The Thanjavur Nayakas, who originated in the South, supported the creation of Tanjore or Thanjavur paintings about 1600 A.D. The use of gold foil, which glitters and gives the piece a surreal look, can be used to identify a Thanjavur painting. The devotion to gods, goddesses, and saints is depicted in these panel paintings on wooden boards. It incorporates elements of both European and Maratha art into its styles.

8. Phad painting

Phad is a traditional Rajasthani scroll painting from India that depicts tales of legendary romance, valiant battles, and regional deities on horizontal cloth scrolls using vibrant orange, red, and yellow tones.  Phad painting, also known as phad, is a form of folk art that is popular in the Indian state of Rajasthan.  Phad Painting brilliantly depicts multiple tales in a single work while expertly upholding the aesthetics of artistic expression. Traditionally, this kind of painting is done on a long canvas or piece of fabric called a phad.

9. Pichwai painting

In the Krishna temples in Nathdwara, wall hangings depicting stories about Lord Krishna’s life were made in the Picchwai style. The most vibrant and sophisticated works of art have hidden symbolism in the form of picchwais. This recognized kind of religious art has been passed down from generation to generation and is an excellent illustration of spirituality in art. 2011’s National Award was to Kalyan Mal Sahu for his outstanding contribution to Pichwai art.

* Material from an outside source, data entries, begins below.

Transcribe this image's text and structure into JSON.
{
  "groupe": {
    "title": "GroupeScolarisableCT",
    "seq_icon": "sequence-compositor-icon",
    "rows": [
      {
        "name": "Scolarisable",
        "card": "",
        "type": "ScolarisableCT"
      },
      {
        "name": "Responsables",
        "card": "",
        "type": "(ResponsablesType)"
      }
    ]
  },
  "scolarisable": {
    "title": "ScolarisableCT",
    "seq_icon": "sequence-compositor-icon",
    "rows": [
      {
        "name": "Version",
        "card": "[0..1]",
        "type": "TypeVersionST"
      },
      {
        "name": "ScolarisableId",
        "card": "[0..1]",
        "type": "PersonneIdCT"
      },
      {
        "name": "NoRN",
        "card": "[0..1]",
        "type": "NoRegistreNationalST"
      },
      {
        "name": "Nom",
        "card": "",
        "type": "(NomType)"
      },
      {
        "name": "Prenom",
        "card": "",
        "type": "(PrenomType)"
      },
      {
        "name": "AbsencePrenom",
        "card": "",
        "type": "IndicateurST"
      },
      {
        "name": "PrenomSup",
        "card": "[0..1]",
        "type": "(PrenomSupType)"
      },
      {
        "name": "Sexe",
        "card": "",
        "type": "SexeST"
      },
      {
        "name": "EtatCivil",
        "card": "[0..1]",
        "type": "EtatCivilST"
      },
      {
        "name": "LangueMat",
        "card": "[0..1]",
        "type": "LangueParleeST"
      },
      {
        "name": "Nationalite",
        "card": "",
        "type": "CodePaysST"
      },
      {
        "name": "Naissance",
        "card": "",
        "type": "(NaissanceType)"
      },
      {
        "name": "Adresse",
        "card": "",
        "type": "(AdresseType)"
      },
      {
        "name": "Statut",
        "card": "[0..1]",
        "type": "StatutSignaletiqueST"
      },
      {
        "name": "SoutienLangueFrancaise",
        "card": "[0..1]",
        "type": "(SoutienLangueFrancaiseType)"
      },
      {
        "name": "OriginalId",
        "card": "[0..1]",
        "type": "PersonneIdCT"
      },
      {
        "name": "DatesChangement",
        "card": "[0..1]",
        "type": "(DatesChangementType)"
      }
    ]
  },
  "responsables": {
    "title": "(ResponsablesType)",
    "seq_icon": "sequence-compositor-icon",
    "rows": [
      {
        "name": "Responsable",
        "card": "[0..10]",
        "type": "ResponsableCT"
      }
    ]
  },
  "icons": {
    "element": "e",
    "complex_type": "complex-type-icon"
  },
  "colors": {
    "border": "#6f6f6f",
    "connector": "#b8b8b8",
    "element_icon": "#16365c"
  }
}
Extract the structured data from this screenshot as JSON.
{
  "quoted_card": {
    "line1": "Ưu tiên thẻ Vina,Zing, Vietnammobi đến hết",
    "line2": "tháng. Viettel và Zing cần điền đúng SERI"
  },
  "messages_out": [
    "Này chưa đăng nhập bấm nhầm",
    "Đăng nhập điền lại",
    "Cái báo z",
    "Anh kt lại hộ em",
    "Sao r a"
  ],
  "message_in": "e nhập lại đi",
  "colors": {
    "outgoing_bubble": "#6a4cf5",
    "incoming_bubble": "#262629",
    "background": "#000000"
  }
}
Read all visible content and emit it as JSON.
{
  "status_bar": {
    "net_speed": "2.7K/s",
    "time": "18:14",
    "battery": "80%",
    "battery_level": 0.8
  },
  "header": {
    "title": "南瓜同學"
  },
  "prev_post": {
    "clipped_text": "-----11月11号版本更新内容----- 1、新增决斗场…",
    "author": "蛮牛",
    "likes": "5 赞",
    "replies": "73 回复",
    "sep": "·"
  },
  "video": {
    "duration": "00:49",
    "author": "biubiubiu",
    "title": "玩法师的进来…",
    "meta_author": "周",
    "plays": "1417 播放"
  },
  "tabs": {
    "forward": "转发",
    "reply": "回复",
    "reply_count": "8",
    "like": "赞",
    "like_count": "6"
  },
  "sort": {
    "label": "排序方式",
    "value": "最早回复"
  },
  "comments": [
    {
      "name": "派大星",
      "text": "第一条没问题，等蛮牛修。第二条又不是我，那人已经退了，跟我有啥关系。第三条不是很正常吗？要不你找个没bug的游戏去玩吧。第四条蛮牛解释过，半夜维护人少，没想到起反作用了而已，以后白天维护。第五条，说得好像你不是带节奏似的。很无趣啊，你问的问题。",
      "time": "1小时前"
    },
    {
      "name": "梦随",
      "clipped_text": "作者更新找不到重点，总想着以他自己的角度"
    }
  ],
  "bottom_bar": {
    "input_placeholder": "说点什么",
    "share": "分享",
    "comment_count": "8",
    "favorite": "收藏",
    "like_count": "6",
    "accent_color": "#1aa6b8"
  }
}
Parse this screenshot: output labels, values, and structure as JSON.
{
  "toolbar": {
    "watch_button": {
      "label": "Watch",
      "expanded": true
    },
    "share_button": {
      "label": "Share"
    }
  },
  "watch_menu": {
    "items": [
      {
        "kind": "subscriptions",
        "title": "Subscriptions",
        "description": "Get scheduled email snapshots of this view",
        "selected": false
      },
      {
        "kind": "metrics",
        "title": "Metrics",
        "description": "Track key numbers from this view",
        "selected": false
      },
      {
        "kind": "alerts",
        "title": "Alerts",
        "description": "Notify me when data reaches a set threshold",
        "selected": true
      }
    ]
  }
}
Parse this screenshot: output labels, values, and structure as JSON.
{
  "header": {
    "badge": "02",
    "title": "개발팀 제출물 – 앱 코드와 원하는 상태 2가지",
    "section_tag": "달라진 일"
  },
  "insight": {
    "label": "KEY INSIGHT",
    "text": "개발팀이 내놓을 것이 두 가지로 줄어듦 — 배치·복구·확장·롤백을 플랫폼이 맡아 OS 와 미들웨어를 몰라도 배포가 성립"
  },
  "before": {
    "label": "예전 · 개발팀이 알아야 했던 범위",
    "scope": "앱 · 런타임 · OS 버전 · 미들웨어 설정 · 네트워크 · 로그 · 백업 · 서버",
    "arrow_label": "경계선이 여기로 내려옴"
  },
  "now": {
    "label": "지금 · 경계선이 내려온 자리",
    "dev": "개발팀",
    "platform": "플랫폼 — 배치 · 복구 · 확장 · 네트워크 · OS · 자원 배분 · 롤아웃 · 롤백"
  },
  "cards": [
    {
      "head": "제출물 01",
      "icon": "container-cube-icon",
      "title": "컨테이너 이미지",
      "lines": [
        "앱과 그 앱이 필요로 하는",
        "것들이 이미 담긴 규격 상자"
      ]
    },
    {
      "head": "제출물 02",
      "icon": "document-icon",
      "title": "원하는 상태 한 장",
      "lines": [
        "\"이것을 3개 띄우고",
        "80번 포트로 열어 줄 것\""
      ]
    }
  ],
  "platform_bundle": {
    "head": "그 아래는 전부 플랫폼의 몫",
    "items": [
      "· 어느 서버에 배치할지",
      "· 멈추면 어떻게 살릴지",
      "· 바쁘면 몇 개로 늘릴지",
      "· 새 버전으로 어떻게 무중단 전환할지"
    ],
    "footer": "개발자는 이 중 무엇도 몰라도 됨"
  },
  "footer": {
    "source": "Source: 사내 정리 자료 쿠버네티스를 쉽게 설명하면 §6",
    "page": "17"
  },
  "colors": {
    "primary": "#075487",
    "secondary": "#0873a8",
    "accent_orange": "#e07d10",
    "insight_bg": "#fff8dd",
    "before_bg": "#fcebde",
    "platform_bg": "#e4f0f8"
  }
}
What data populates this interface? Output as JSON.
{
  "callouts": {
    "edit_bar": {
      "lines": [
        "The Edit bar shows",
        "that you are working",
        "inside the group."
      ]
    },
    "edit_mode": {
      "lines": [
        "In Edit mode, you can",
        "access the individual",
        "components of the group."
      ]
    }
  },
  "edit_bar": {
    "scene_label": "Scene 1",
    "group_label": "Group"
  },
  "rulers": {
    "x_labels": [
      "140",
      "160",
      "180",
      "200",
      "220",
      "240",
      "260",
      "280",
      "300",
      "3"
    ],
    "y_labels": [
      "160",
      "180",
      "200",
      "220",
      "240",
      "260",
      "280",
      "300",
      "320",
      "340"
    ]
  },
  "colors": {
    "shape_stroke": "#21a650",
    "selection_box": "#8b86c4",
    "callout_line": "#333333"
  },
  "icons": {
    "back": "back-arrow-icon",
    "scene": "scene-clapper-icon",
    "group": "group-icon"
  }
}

10. Rajput Painting – Rajputana

Rajput art forms, which flourished in the 18th century in the royal courts of Rajputana, depicted scenes from the Ramayana and Mahabharata. These paintings’ colors were made from materials such as gold, silver, valuable stones, and plants. This was not a simple task, and it may sometimes take weeks to complete.

11.  Gond Painting

Gond paintings, Madhya Pradesh-based Indian art, are mostly characterized by animals and birds. The Gondi tribe of central India is the originator of these vivid paintings made with a succession of deftly placed dots and dashes.

Historically, colors came from organic materials including cow dung, plant sap, charcoal, colored mud, flowers, and leaves. Today, Gond painters paint on paper and canvas with professional water-based paints.

12. Picchwai

In Nathdwara’s Krishna temples, wall hangings behind the main deity are where the picchwai art form first appeared. At first, the artwork told tales involving Lord Krishna. But as the Picchwai art style has been more commercialized, secular elements have also been added.

Conclusion

This collection art form of India would have aided you in understanding the various styles of Indian art paintings, which contribute to our culture’s fame and wealth.